A aprovação da primeira etapa da regulamentação da reforma ocorre 203 dias após a promulgação da emenda constitucional, em 20 de dezembro do ano passado. O governo tinha um prazo de até 180 dias para encaminhar os projetos, mas o envio foi antecipado para 25 de abril.
A aceleração da votação era uma prioridade de Lira, que almeja entregar a aprovação da tributária como um legado de sua gestão. Para garantir o quórum necessário, o presidente da Câmara atribuiu efeito administrativo a todas as votações desta quarta, inclusive aquelas sobre retirada de pauta ou adiamento de discussão. A decisão significa que o deputado sofre desconto no salário se não comparecer à votação.
Além disso, ele suspendeu as reuniões das comissões temáticas da Casa, numa força-tarefa para analisar o texto da regulamentação.

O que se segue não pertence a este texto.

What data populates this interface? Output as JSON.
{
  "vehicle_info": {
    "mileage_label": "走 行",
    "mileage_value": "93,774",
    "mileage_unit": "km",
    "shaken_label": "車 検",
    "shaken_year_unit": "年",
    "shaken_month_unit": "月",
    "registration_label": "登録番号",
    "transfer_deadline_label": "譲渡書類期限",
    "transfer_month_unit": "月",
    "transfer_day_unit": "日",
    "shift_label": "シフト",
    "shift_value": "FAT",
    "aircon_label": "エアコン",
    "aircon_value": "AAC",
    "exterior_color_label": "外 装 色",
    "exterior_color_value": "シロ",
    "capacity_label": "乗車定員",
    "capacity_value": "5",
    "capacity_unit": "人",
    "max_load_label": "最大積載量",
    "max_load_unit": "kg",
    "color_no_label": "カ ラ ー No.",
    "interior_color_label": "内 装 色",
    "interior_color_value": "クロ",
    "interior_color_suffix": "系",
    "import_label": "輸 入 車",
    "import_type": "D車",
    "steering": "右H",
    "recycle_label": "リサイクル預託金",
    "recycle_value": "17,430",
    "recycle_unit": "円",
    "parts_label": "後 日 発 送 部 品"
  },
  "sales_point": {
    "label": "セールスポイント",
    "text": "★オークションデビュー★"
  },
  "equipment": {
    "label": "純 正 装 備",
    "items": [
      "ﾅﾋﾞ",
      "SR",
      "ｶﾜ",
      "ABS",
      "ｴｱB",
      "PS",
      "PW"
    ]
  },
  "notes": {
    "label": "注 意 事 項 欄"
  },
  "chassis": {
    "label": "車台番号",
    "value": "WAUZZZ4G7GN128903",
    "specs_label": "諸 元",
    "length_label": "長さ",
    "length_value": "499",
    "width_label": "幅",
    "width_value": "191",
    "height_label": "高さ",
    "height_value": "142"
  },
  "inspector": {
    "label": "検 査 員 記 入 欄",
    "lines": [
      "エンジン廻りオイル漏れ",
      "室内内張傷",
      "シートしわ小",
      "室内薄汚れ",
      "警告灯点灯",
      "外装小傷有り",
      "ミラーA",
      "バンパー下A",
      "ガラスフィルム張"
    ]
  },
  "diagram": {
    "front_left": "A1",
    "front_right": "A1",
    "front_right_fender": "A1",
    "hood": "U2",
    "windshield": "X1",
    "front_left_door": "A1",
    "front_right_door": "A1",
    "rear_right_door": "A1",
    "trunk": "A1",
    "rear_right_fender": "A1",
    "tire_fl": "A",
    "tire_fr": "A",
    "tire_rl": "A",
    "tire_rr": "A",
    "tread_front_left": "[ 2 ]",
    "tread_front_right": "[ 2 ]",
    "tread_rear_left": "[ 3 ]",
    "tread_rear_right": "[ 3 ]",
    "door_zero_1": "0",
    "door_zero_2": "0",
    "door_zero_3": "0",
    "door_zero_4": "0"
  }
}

Parlamentares da oposição criticaram a forma de tributação conduzida pelo presidente da Câmara. “Aqui é tudo a jato. Não é regimental”, reclamou a deputada Adriana Ventura (SP), uma das representantes do Novo. Segundo ela, o projeto teria que ter passado por oito comissões antes de ser votado no plenário.
O deputado Pauderney Avelino (União Brasil-AM) foi outro parlamentar que subiu à tribuna para criticar a tramitação do projeto. O deputado Domingos Sávio (PL-MG) pediu que a votação fosse adiada para agosto, na volta do recesso parlamentar, para que houvesse mais tempo de debate.
Vários deputados cobraram também informações sobre o impacto do projeto na alíquota média do CBS e IBS, estimada inicialmente pelo Ministério da Fazenda em 26,5%.
Bolsonaristas aproveitaram a exposição na TV da sessão de votação para atacar o presidente Lula. “Nós queremos salvar a picanha dos pobres”, disse Bia Kicis (PL-DF).